The contractor accelerated drying time using heaters in combination with dehumidifiers. However, care was taken not to over-dry the concrete in the process of combining the technologies. The moisture content of the concrete was measured throughout the tank using the equilibrium moisture content method.
By quantifying and monitoring the concrete moisture content continuously, the drying process could be tracked section by section. Dry air and heaters were repositioned often because parts of each tank dried more quickly than others. This technique allowed the use of smaller, more cost-effective dehumidification equipment than had been used in the past for concrete drying.
After instruments read 75% RH in all the holes drilled for moisture measurement (about 5% moisture in the concrete), the coatings were applied. Desiccant dehumidifiers were then used to keep the dew point 20 degrees below the surface temperature, while each layer cured. Without that level of dryness, atmospheric humidity can exacerbate the coating’s reaction with CO2 to form the familiar amine “blush” that interferes with adhesion.

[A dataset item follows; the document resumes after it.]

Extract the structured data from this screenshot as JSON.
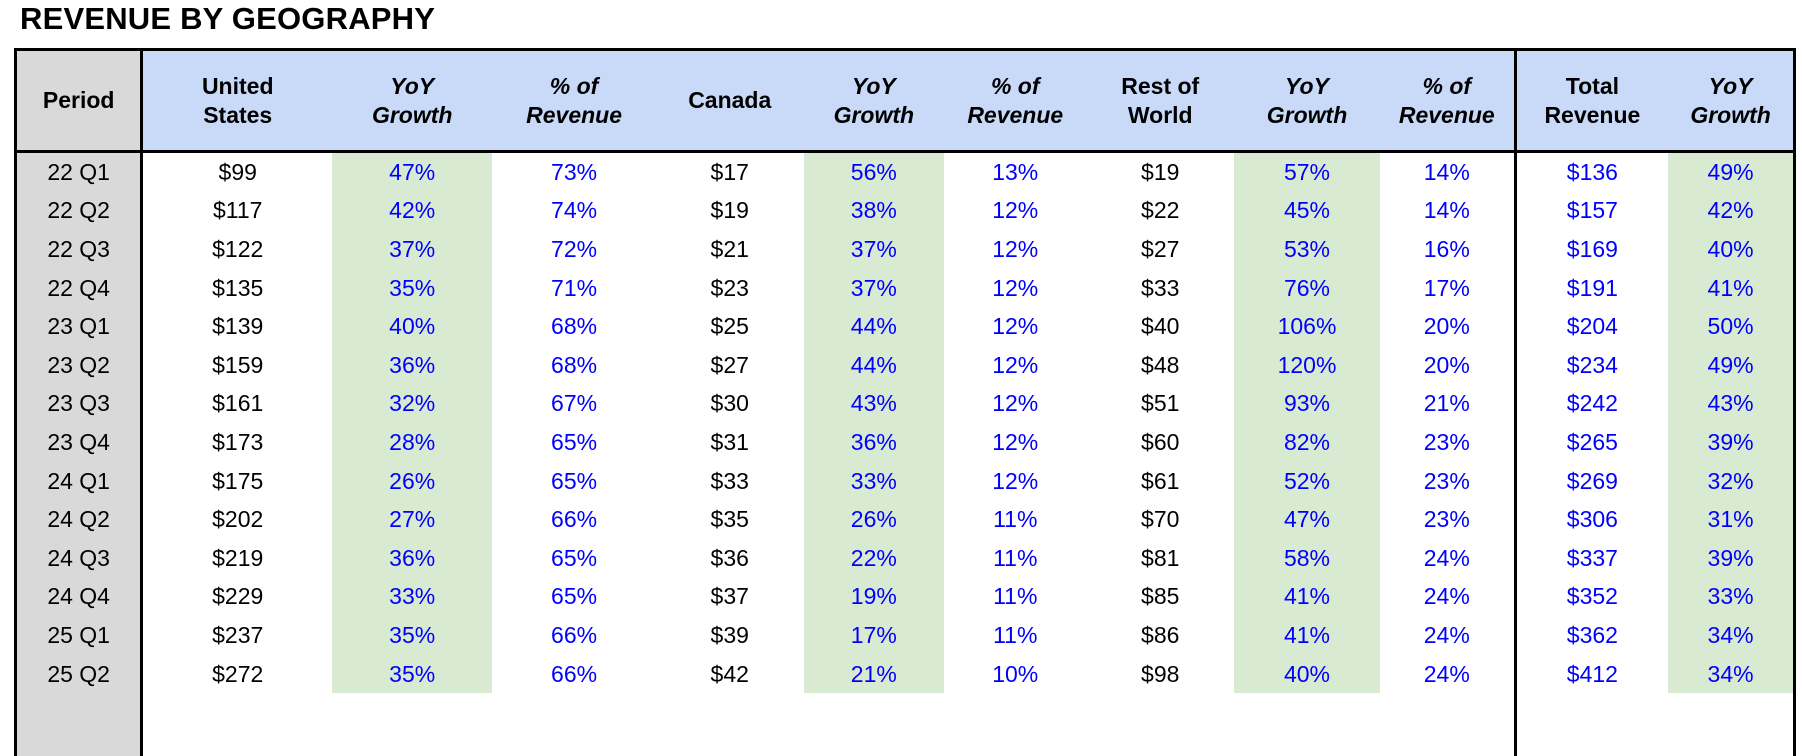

As cleaning, blasting, and coating operations moved from tank to tank, humidity control requirements changed. Polygon’s flex approach recognized this reality, helping to keep costs down without risking coating quality. Steve Mainello explained: “Polygon would bring in additional equipment and accessories as we needed it and allow the equipment to go off-invoice when we finished with it, even if it was still on the site. That trusting attitude and fast response really helped the job go easily. I could always count on Polygon— they were always there when I needed them. Our overhead on this job was $5,000 per day, and the project lasted about seven months. Polygon’s reliability has saved us at least a week over those months, which means we’ve saved tens of thousands of dollars.”
Fast Drying of Concrete
Excess moisture was removed from the 130,000-cu. ft. concrete tank in less than three weeks. The smaller pretreatment tanks were dried in four to six days. Fast concrete drying keeps projects on schedule, ensuring profits for the contractor and improving job quality for the owner.
High-Quality Coating Adhesion
With no excess moisture in the concrete, the primer adhered firmly to the tank surface, so the primary mechanism for lining failure was held in check.
Flexibility to Fit the Need
Polygon made sure the right equipment was always ready. Extensive inventory and the ability to modify equipment made sure that the job could proceed under humidity control despite the unusual site limitations.